El impacto de los deseos ajenos
El reconocido psicólogo destacó que el camino hacia el autoconocimiento no es sencillo. Según sus palabras, «Entre el deseo y uno mismo se interponen tantas cosas. Lo primero que se interpone son los deseos ajenos». Rolón enfatizó que todos vivimos influenciados por opiniones externas que nos desvían de nuestra verdadera esencia. «Estamos tan atravesados por opiniones ajenas que quedamos excéntricos a nosotros mismos», añadió.
Esfuerzo personal como motor de cambio
El autor subrayó que la capacidad de esforzarse es fundamental para cambiar la perspectiva sobre la vida. «La vida se vuelve mucho más luminosa y atractiva cuando uno se esfuerza». Rolón aprecia el aprendizaje continuo como medio para enriquecer la existencia y encontrar un sentido más profundo.
Voces del pasado
- Las voces externas incitan dudas sobre cómo ser.
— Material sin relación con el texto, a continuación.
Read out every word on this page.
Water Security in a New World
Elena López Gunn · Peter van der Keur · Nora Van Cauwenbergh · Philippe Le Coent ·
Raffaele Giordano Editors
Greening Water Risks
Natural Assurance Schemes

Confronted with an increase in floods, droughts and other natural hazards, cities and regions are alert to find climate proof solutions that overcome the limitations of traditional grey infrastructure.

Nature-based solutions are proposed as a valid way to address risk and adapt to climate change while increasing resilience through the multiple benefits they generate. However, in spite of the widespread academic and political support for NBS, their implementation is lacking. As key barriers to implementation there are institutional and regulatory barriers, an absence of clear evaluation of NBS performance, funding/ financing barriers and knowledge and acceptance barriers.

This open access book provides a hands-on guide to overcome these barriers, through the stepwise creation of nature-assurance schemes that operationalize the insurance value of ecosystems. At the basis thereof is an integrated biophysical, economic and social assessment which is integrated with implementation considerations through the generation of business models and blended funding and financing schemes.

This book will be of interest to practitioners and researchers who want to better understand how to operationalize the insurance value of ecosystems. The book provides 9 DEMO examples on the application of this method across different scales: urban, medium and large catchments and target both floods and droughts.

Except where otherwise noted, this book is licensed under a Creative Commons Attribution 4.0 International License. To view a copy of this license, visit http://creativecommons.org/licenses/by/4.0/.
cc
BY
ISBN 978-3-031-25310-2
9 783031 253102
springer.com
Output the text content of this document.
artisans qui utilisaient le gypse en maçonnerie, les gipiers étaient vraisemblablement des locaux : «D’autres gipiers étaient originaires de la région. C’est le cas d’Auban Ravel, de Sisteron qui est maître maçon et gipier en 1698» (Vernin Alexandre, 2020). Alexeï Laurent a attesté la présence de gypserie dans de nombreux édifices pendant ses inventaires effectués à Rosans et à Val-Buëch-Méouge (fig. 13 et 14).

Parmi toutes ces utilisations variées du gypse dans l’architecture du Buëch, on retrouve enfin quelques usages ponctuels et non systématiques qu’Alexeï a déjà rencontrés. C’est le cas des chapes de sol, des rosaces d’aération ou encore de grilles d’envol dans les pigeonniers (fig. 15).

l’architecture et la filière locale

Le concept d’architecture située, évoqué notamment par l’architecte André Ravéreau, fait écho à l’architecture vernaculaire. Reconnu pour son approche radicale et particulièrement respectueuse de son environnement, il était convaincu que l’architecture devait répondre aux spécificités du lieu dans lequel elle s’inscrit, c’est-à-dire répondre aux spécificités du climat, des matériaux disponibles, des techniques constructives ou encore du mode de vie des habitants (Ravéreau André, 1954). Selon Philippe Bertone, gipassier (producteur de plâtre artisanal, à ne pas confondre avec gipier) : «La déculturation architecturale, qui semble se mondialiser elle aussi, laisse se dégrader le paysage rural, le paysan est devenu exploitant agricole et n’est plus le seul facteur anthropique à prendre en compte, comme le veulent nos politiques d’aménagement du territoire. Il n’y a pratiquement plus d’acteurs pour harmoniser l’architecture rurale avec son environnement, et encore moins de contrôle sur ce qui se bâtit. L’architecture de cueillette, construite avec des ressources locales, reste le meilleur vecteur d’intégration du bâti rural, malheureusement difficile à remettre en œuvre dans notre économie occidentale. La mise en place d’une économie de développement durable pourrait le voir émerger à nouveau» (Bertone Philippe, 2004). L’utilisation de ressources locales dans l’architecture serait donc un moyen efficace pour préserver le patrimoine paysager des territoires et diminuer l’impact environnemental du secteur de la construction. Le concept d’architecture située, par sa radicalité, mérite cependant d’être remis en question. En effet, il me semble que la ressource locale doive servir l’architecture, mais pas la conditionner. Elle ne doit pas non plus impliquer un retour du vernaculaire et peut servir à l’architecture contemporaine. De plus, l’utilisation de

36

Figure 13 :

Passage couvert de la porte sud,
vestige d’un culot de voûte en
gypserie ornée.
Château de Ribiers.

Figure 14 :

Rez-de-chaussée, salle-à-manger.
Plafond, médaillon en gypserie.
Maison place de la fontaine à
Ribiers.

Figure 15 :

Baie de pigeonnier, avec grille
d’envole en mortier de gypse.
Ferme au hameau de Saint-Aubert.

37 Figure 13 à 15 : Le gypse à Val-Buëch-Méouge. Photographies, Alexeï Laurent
- La presión social y familiar afecta nuestras decisiones y deseos.
- Separar lo que realmente se quiere de lo que se espera de nosotros es clave para el autoconocimiento.
Rolón advirtió que estas expectativas pueden crear una desconexión entre el ser y el deseo genuino. «Toda esa angustia, esa decepción, esa culpa se interpone entre mi deseo y yo». Esto resalta la necesidad de hacer un inventario de las metas personales y cuestionar si realmente son propias o impuestas por el entorno.
Comprender el superyó
En su disertación, Rolón explicó el concepto del superyó, un componente del psicoanálisis que alberga las influencias culturales y familiares que marcan el camino de cada individuo. «Me gusta definir el psicoanálisis como el arte de intentar que alguien no cumpla su destino», concluyó. El desafío radica en buscar y alcanzar los verdaderos deseos personales, que a menudo son diferentes a los mandatos preestablecidos por la sociedad.